Sejatinya, Danthi berharap lebih pada program vaksinasi nasional.
“Kalau kayak sekarang kurang praktis, yang udah daftar online pun masih harus isi formulir lagi di situ. Kita sebenernya cukup memanfaatkan platform yang ada. Kita kan punya Peduli Lindungi, kita punya JAKI, nah kalau menurut saya tuh harusnya sistemnya jadi satu aja, tapi udah terintegrasi seluruh Indonesia,” ujarnya, “jadi masyarakat tuh daftar lewat situ. Misalnya memang sudah waktunya dia divaksin, nanti akan diinfoin langsung jamnya, tempatnya, tapi udah jadi satu lah, udah terintegrasi, jadi nggak ada yang beda-beda.”
Dua Jam Menumpang Sepeda Motor Demi Vaksin
Pengalaman Ninuk Kristiani serupa tapi tak sama. Perempuan asal Blora, Jawa Tengah yang bekerja sebagai asisten rumah tangga itu mencoba mencari slot vaksinasi COVID-19 di kampung halamannya hingga empat kali. Kala itu, ia mendatangi langsung sentra-sentra vaksinasi di Kecamatan Cepu, Blora tanpa hasil. Jalur pendaftaran daring tak ia jajaki, karena metode itu asing baginya.
Ninuk mengaku perlu divaksinasi agar memenuhi syarat menumpang kereta api untuk kembali ke rumah majikannya di Tangerang Selatan pada masa PPKM Darurat.
“Saya sampai bingung juga, saya bilang ke (majikan saya) Bu Erna, ‘ini gimana Bu? Saya nggak bisa balik kalau nggak ada vaksin,’ sampai udah pasrah lah, nyari-nyari vaksin itu susah banget kalau buat di daerah, soalnya masih terbatas banget,” kata Ninuk saat berbincang dengan VOA (21/7).
Ninuk kemudian melihat info program vaksinasi di stasiun-stasiun tertentu pada situs PT. Kereta Api Indonesia. Yang terdekat buatnya adalah Stasiun Madiun, Jawa Timur. Pada 15 Juli lalu, ia menuju Madiun dengan menumpang sepeda motor selama dua jam demi vaksinasi. Prosesnya tak sesederhana yang ia bayangkan.
“Sebenarnya saya awalnya nggak dapat vaksin di Stasiun Madiun itu. Tapi saya nanya ke petugasnya itu, ternyata yang diutamain itu yang kereta jalur yang memang lewat Madiun, saya akhirnya reschedule tiket itu, akhirnya berangkat dari Stasiun Madiun mau nggak mau, soalnya juga saya tanggung jawab sama kerja kan," ungkapnya.
Kuota Vaksin di Daerah Terbatas
Cerita Danthi dan Ninuk hanya sebagian kecil dari rupa-rupa upaya masyarakat memperoleh vaksin COVID-19. Meski jumlah sentra dan petugas vaksinasi ditambah, ketersediaan pasokan vaksin belum bisa mengimbangi permintaan masyarakat seiring lonjakan varian Delta.
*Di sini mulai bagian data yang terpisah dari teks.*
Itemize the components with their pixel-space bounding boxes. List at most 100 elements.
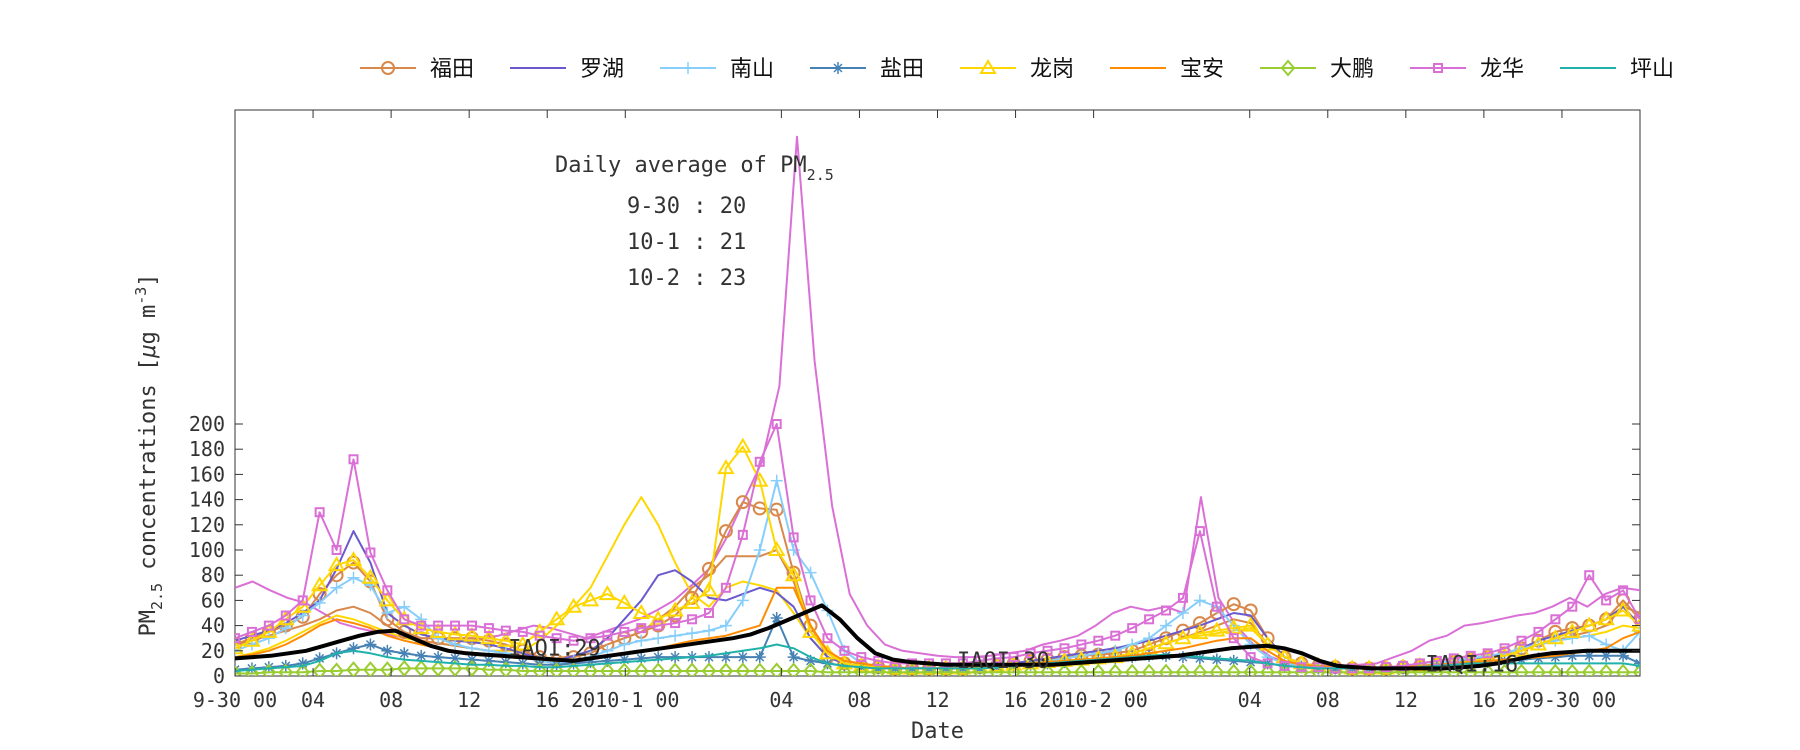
y-label-mu: μ [136,345,161,359]
series-6-point-15 [481,661,497,676]
series-3-point-11 [415,649,428,662]
series-3-point-83 [1634,657,1640,670]
series-6-point-38 [870,663,886,676]
series-7-point-53 [1127,623,1138,634]
series-7-point-73 [1465,650,1476,661]
series-3-point-57-d2 [1195,653,1205,663]
series-7-point-26 [670,618,681,629]
series-6-point-79 [1564,663,1580,676]
series-4-point-20 [564,597,583,613]
series-4-point-1 [243,631,261,647]
iaqi-label-1: IAQI:30 [957,649,1050,674]
series-4-point-21 [581,591,600,607]
series-6-point-27 [684,662,700,676]
series-7-point-54 [1144,614,1155,625]
plot-frame [234,109,1641,677]
series-4-point-60 [1241,616,1260,632]
series-7-point-24 [636,623,647,634]
series-3-point-15 [482,654,495,667]
series-6-point-55 [1158,663,1174,676]
y-tick-label-8: 160 [189,462,225,486]
series-6-point-83 [1632,663,1640,676]
annotation-title: Daily average of PM2.5 [555,153,834,184]
series-7-point-30 [737,529,748,540]
series-6-point-28 [701,662,717,676]
series-6-point-21 [583,662,598,676]
series-6-point-39 [887,663,903,676]
series-3-point-12-d2 [433,652,443,662]
series-4-point-28 [700,581,718,597]
series-4-point-77 [1529,635,1548,651]
series-7-point-83 [1635,614,1640,625]
series-6-point-56 [1175,663,1191,676]
series-6-point-16 [498,661,514,676]
series-4-point-22 [598,585,617,601]
series-6-point-10 [396,659,412,676]
x-tick-label-14: 16 [1472,688,1496,712]
series-7-point-71 [1431,655,1442,666]
series-4-point-7 [344,551,363,567]
series-6-point-59 [1226,663,1242,676]
series-2-point-7 [347,571,360,584]
series-2-point-6 [330,581,343,594]
y-label-close: ] [136,273,161,286]
y-label-pm: PM [136,610,161,637]
series-6-point-24 [633,662,649,676]
series-7-point-78 [1550,614,1561,625]
series-6-point-51 [1090,663,1106,676]
x-tick-label-13: 12 [1394,688,1418,712]
series-7-point-46 [1008,652,1019,663]
series-6-point-32 [769,662,785,676]
series-4-point-83 [1631,616,1640,632]
legend-label-1: 罗湖 [580,57,624,82]
legend: 福田 罗湖 南山 盐田 龙岗 宝安 大鹏 龙华 坪山 [360,57,1674,82]
legend-marker-0 [381,61,395,75]
series-2-point-55 [1160,619,1173,632]
legend-item-0: 福田 [360,57,474,82]
series-7-point-11 [416,620,427,631]
legend-item-1: 罗湖 [510,57,624,82]
series-7-point-13 [450,620,461,631]
series-4-point-27 [683,593,701,609]
series-7-point-18 [534,630,545,641]
series-7-point-75 [1499,643,1510,654]
y-label-rest: concentrations [ [136,358,161,583]
series-3-point-80 [1583,649,1596,662]
series-2-point-8 [364,579,377,592]
legend-item-7: 龙华 [1410,57,1524,82]
series-7-point-48 [1042,645,1053,656]
series-6-point-43 [955,663,971,676]
series-6-point-35 [820,663,835,676]
series-7-point-17 [517,626,528,637]
series-2-point-79 [1566,632,1579,645]
series-4-point-78 [1546,629,1565,645]
series-4-point-30 [734,437,752,453]
x-tick-label-4: 16 [535,688,559,712]
series-6-point-1 [244,664,260,676]
legend-label-7: 龙华 [1480,57,1524,82]
series-7-point-25 [653,620,664,631]
series-6-point-19 [549,662,564,676]
series-2-point-5 [313,596,326,609]
x-tick-label-15: 209-30 00 [1508,688,1616,712]
series-7-point-1 [246,626,257,637]
series-3-point-31-d2 [755,652,765,662]
series-6-point-48 [1040,663,1055,676]
series-6-point-13 [447,659,463,676]
series-4-point-24 [632,604,651,619]
series-6-point-42 [938,663,954,676]
series-3-point-81 [1600,649,1613,662]
annotation-line-2: 10-2 : 23 [627,266,746,291]
series-3-point-81-d2 [1601,651,1611,661]
legend-item-3: 盐田 [810,57,924,82]
series-3-point-58-d2 [1212,655,1222,665]
legend-label-3: 盐田 [880,57,924,82]
series-7-point-52 [1110,630,1121,641]
series-3-point-33-d2 [789,652,799,662]
series-4-point-13 [446,625,464,641]
series-4-point-29 [717,459,735,475]
series-7-point-31 [754,456,765,467]
x-axis-label: Date [911,719,964,744]
x-tick-label-1: 04 [301,688,325,712]
series-7-point-38 [873,655,884,666]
Meily Anggraini, kepala hubungan masyarakat Mall @ Alam Sutera, salah satu pihak swasta yang membantu penyelenggaraan vaksinasi COVID-19 di Tangerang, Banten, menyebut antusiasme masyarakat sangat tinggi. Pusat perbelanjaan itu bekerja sama dengan Kodim 0506/Tangerang untuk mendistribusikan ribuan dosis Sinovac. Pihaknya memberlakukan dua cara pendaftaran, melalui sistem undangan serta secara terbatas bagi masyarakat umum. Ia menuturkan, sebagian peserta mendatangi lokasi vaksinasi jauh lebih awal dari jadwal seharusnya.
“Mungkin ada persepsi takut kehabisan atau mungkin keramaian, jadi banyak yang datang pagi-pagi. Jadi datangnya di luar jam yang sudah tertera di undangan. Jadi biasanya pagi-pagi tuh terjadi penumpukan orang. Tapi tim kita sih sudah coba untuk mengusahakan yang terbaik biar mereka tidak berdekatan, saling berjaga jarak, dan jangan sampai menimbulkan kluster vaksinasi malah,” kata Meily kepada VOA (21/7).
Pemerintah menyadari keterbatasan stok vaksin di lapangan. Beberapa kota dan kabupaten juga mengeluh kehabisan pasokan. Juru Bicara Vaksinasi COVID-19 Kementerian Kesehatan, Siti Nadia Tarmizi, mengatakan bahwa baru 30 persen dosis vaksin COVID-19 yang sudah diberikan ke masyarakat, dari target 426 juta dosis. Hingga pertengahan Juli, pemerintah baru menerima 130 juta dosis vaksin dari berbagai sumber. Separuhnya didistribusikan di Jawa dan Bali.
“Jadi otomatis di luar Jawa-Bali akan kurang jumlah vaksinnya. Nah, dengan kondisi seperti itu kan memilah 30 persen masyarakat itu tidak mudah, gitu, sehingga pasti akan terjadi antrean,” ungkap Nadia saat dihubungi VOA (22/7).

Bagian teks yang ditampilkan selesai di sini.